Among the tell-tale signs of a market mania is “new era” thinking that allows normally rational people to pay for “growth at any price” as long as it’s in the right sector. That was certainly true of Tech stocks in the late 1990s and the Financials preceding the Global Financial Crisis (GFC) in 2008. In 1999, the Technology sector comprised 29.2% of the S&P’s market cap despite contributing only 12.8% of Index’s earnings.
The spread between earnings contribution and market cap was far more narrow for the Financials in 2007 but concerning when one considers the underlying leverage needed to produce those earnings. The Nifty Fifty was a mania that largely transcended sector boundaries to include both technology issues (Xerox, IBM, Polaroid) and one-decision consumer products stocks (Schlitz, Avon, Revlon). Today, Technology is once again the market’s largest sector. While one could claim that it is becoming somewhat untethered from its earnings moorings, the table below indicates that it is to a far less menacing degree than what investors witnessed in the ‘90s.

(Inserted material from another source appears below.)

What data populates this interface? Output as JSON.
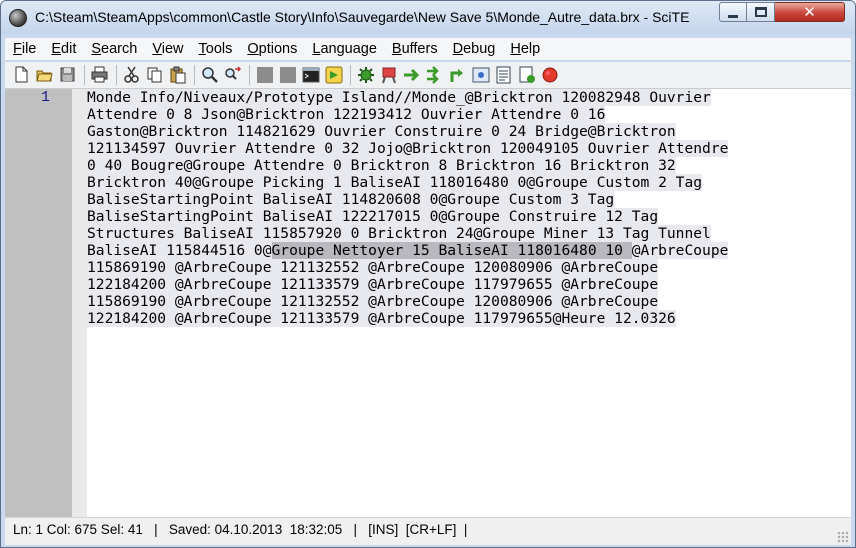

It should also be remembered that the end of an equity-based asset bubble is far less economically dangerous than the end of one based on debt. Given the persistence of low interest rates and inflation, we believe the current bull market still has legs. Contrarians should note that, as near as we can tell, CNBC first started to refer to the move off the March 2009 low as a bull market only within the last two weeks. For the past eight-and-a-half years most in the financial media were loath to describe the move as anything but a “rally.”